Viktor Marsai

by | Jan 30, 2023 | Featured Alumni

Program: Andrássy National Security Fellowship

Year: 2023

Host Institution: Center for Immigration Studies

Research Focus: Comparative analysis of the American and European migration policies and the role of gatekeeper countries to mitigate the flow of illegal mass migration

Quote: “My hypothesis is that because of historical reasons, Europe maintains much closer cooperation with its neighborhood which significantly helps reduce the number of illegal arrivals. It not only stems from its colonial past but also from the experiences of the last centuries when foreign invaders – Huns, Germans, Vikings, Hungarians, Mongols, Turks, Soviets – arrived from the outside world. The United States, if it wants to reduce the number of irregular arrivals, has to concentrate more on the collaboration with gatekeeper countries.”

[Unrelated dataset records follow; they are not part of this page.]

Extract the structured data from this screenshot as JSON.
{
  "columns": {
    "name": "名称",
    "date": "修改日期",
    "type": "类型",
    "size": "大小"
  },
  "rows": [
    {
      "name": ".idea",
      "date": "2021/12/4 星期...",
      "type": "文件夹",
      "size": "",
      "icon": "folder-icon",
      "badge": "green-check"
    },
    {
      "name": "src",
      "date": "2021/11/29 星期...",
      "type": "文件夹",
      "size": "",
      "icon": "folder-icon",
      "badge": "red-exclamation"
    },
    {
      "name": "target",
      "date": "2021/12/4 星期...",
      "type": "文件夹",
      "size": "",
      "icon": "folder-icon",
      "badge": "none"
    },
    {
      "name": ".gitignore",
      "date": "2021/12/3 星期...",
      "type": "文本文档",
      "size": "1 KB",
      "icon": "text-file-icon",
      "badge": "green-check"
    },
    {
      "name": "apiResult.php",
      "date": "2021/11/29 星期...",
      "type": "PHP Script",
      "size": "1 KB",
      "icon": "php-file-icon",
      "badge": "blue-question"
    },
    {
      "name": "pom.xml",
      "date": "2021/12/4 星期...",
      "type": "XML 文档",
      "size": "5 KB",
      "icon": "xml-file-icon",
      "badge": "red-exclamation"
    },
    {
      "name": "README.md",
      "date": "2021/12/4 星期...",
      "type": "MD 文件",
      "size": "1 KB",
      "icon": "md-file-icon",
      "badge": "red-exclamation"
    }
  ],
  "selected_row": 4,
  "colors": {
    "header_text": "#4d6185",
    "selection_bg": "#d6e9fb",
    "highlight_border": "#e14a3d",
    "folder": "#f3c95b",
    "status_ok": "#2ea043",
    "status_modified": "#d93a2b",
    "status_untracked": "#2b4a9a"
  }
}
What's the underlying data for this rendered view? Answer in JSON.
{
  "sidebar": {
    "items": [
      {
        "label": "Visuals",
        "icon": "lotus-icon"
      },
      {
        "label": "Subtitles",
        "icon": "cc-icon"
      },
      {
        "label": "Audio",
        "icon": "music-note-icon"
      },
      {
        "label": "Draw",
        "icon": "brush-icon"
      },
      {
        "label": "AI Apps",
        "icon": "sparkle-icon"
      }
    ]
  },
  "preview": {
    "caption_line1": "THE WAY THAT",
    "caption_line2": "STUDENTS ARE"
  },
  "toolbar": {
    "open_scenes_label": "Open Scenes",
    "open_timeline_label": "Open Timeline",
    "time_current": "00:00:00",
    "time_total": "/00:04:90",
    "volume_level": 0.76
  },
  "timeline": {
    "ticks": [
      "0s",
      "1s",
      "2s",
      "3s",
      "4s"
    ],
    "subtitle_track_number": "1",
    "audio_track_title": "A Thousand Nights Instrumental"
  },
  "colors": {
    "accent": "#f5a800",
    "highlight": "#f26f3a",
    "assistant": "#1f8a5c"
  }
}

Read his introduction here:

Viktor obtained his first master’s degree in history and aesthetics in 2008 at the Faculty of Humanities of Eötvös Loránd University (ELU). Two years later, he earned his second degree in security and defense studies from the Miklós Zrínyi National Defense University. In the meantime, he started his Ph.D. studies at the ELU Doctoral School of Modern History, and defended his dissertation, which examined the Somali state building after decolonization, in 2014.

From 2010-2011, Viktor worked for the Hungarian Ministry of Defense. Since 2012, he has been working for the University of Public Service, first as a junior lecturer, later as an assistant professor, and now as an associate professor. In 2017, he won the János Bolyai Research Scholarship of the Hungarian Academy of Sciences. He also got a position at the Budapest-based Migration Research Institute (MRI) in 2017. He became the research director of MRI in 2019, and director in 2022. His main research areas focus on the migration trends of the African continent, African migration toward Europe, and the security aspects of migration. He is the author of three books and more than 160 book chapters and papers in academics, including Q-ranking journals.


The Center for Immigration Studies is an independent, non-partisan, non-profit, research organization. Since our founding in 1985 by Otis Graham Jr., they have pursued a single mission – providing immigration policymakers, the academic community, news media, and concerned citizens with reliable information about the social, economic, environmental, security, and fiscal consequences of legal and illegal immigration into the United States. Our staff has testified before Congress over 130 times.

They are the nation’s only think tank devoted exclusively to the research of U.S. immigration policy to inform policymakers and the public about immigration’s far-reaching impact. The Center is animated by a unique pro-immigrant, low-immigration vision which seeks fewer immigrants but a warmer welcome for those admitted.